What is referred to as the death's head in Night?

In section one of Elie Wiesel's memoir Night, the Germans arrive in the Jewish town of Sighet in Transylvania, expressly to round up the Jewish residents and send them to the concentration camps in Poland and Germany. The German troops who were responsible for gathering the Jews and administering the camps were the SS, or "Schutzstaffel", which is German for "Protective Echelon". They were originally the bodyguards of Hitler and owed their allegiance only to him. The insignia they wore both on their helmets and their shoulders was a silver skull, in German the "totenkopf", called the "death's head." Wiesel writes,



Anguish, German soldiers—with their steel helmets, and their emblem, the death's head.

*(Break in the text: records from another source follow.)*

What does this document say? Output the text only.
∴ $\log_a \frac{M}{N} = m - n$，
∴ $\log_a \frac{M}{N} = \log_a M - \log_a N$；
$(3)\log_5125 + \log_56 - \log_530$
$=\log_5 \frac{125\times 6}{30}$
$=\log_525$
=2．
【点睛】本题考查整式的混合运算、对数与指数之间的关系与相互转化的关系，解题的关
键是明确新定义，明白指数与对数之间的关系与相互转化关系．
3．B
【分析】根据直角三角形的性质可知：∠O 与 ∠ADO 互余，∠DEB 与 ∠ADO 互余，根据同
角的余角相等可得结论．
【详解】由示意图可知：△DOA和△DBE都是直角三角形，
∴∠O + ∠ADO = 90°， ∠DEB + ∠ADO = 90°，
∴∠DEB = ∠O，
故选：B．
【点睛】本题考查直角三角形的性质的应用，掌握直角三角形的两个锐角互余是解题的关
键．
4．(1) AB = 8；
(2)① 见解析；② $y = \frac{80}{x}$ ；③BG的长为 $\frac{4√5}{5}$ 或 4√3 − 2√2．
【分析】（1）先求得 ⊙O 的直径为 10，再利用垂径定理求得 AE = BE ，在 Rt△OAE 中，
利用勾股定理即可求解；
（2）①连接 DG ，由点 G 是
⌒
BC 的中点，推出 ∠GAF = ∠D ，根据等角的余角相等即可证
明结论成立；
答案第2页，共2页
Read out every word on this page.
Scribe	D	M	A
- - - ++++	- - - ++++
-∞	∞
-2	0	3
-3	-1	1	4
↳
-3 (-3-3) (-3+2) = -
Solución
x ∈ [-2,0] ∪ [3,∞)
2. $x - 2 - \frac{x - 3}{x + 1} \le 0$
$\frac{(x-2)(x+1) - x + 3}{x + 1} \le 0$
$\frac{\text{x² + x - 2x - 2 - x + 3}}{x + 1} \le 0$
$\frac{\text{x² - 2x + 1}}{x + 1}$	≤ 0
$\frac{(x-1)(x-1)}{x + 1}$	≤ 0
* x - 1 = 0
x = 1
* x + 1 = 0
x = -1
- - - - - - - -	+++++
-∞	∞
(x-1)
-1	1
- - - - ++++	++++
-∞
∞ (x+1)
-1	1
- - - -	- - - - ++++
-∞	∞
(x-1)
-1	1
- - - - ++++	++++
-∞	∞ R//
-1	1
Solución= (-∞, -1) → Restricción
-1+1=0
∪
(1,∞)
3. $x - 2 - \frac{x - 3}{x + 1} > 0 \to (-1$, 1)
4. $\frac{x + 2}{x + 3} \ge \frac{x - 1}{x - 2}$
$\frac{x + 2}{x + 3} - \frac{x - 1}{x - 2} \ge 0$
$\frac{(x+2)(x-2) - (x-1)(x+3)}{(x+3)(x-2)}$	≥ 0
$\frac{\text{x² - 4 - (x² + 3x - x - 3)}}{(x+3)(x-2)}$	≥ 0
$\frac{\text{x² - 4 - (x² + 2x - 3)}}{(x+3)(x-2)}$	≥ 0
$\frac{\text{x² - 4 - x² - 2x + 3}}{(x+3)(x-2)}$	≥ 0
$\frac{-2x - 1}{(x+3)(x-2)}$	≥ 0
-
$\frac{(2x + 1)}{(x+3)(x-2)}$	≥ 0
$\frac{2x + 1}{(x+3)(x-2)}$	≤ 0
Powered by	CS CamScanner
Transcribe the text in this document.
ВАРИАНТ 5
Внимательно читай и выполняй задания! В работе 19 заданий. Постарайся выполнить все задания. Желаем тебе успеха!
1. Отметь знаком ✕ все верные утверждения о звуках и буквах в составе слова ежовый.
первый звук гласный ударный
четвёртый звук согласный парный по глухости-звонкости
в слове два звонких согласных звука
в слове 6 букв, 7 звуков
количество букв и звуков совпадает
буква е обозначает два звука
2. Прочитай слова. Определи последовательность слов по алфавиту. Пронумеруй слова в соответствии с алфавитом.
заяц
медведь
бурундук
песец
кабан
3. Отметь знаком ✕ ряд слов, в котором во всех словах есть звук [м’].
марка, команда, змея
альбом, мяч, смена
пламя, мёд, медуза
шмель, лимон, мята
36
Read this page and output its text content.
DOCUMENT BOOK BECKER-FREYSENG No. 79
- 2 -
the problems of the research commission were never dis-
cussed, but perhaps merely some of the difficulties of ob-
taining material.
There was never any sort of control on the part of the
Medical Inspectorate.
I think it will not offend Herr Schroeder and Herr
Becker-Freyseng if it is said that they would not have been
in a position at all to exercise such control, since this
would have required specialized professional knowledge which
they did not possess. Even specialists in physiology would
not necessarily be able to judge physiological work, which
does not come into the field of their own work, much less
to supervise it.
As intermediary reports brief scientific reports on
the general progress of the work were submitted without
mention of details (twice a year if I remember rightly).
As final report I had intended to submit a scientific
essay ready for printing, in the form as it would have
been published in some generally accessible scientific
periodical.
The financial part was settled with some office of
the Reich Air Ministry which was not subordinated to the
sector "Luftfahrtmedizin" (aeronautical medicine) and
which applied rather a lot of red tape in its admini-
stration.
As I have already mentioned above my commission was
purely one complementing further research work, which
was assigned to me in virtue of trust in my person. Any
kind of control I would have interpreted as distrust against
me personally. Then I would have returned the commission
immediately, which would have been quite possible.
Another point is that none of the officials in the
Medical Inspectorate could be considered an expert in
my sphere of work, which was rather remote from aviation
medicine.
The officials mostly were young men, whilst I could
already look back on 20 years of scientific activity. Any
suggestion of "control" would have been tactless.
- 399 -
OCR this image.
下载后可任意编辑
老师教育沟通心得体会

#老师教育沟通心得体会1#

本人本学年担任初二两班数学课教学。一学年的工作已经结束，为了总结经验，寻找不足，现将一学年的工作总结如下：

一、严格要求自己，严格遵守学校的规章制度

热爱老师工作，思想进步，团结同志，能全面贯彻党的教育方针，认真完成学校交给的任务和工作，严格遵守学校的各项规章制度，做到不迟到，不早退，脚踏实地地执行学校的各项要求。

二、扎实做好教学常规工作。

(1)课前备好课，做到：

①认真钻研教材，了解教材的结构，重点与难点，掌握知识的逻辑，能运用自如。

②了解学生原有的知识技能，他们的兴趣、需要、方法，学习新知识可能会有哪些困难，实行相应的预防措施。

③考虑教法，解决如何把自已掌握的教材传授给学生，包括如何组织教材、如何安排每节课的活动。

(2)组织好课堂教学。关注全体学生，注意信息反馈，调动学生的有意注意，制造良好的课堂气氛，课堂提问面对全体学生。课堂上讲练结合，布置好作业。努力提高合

It was, of course, a fitting emblem for the organization which was responsible for mass atrocities throughout Europe between 1939-1945. In Night, the Jews are in a state of denial about the Germans to the very end, and even the presence of the "death's head" doesn't keep them from thinking all would work out. Wiesel writes,



The Germans were already in the town, the Fascists were already in power, the verdict had already been pronounced, yet the Jews of Sighet continued to smile.



Not long after the appearance of the "death's head", Elie and his family are deported to Auschwitz.